Investment Potential

  • When you use a variable universal life insurance policy, part of the money that you pay in premiums is allocated to an investment account. You can choose what types of investments your money goes into and grow your cash value considerably. If you choose the right types of investments, it can increase the cash value and the death benefit of your policy. You can even opt to stop making premium payments if the investment returns take care of them.

Access Money

  • Another benefit of variable universal life insurance is that you can gain access to the money when you want. These policies grow a cash value and most insurance companies will allow you to borrow against that cash value as you please. You can then repay the loan over several years with a very low interest rate when compared with some of the other loans that you could use.

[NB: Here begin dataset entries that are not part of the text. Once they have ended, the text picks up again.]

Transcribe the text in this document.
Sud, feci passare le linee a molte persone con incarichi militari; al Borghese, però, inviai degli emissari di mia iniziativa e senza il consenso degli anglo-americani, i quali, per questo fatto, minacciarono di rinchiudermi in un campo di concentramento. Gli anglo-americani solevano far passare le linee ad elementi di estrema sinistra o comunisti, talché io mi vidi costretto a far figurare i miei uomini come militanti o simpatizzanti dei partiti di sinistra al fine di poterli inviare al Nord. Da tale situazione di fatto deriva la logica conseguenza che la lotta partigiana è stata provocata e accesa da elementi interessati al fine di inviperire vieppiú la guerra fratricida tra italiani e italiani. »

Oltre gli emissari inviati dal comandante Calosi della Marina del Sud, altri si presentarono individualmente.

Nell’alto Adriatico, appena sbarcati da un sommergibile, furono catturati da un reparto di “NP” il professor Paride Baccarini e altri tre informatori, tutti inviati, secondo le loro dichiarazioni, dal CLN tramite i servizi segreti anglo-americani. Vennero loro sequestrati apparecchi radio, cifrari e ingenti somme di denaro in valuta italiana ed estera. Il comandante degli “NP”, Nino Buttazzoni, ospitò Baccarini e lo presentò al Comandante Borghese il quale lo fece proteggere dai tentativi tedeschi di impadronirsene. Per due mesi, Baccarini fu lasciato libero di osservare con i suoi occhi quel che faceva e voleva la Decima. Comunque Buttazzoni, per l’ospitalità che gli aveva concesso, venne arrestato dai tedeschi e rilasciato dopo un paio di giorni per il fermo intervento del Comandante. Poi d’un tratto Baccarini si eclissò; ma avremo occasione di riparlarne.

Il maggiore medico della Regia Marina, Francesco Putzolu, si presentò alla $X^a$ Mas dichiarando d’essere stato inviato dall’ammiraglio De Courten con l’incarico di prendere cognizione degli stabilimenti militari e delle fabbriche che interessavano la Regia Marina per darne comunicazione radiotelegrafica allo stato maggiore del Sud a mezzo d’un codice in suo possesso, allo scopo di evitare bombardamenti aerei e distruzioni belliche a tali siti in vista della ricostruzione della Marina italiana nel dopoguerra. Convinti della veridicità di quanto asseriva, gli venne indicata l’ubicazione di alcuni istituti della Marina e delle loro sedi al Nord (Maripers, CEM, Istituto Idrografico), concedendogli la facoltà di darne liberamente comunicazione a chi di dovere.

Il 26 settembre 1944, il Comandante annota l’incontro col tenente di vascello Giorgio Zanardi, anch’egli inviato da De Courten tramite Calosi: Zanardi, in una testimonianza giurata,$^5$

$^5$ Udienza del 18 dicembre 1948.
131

You could also cash out the policy at some point and take the cash without having to pay it back.

Costs

  • One of the potential disadvantages of using this type of life insurance policy is that it can have higher costs than other policies. When you pay your premiums, part of the money will go towards the death benefit and another part will go towards the administration expenses of the policy. Besides paying the insurance company, part of the money will also be used for the expenses of the investment funds. This adds another layer of administration and cost.

Depends on Performance

  • While having the cash value of your policy depend on the performance of your investments can be a good thing when they perform well, it can also be a drawback. If you choose the wrong types of investments, the cash value of your policy could diminish rapidly. You may not have a large enough death benefit to cover your family's needs if you die unexpectedly. This puts pressure on you to choose the right types of investments for your policy.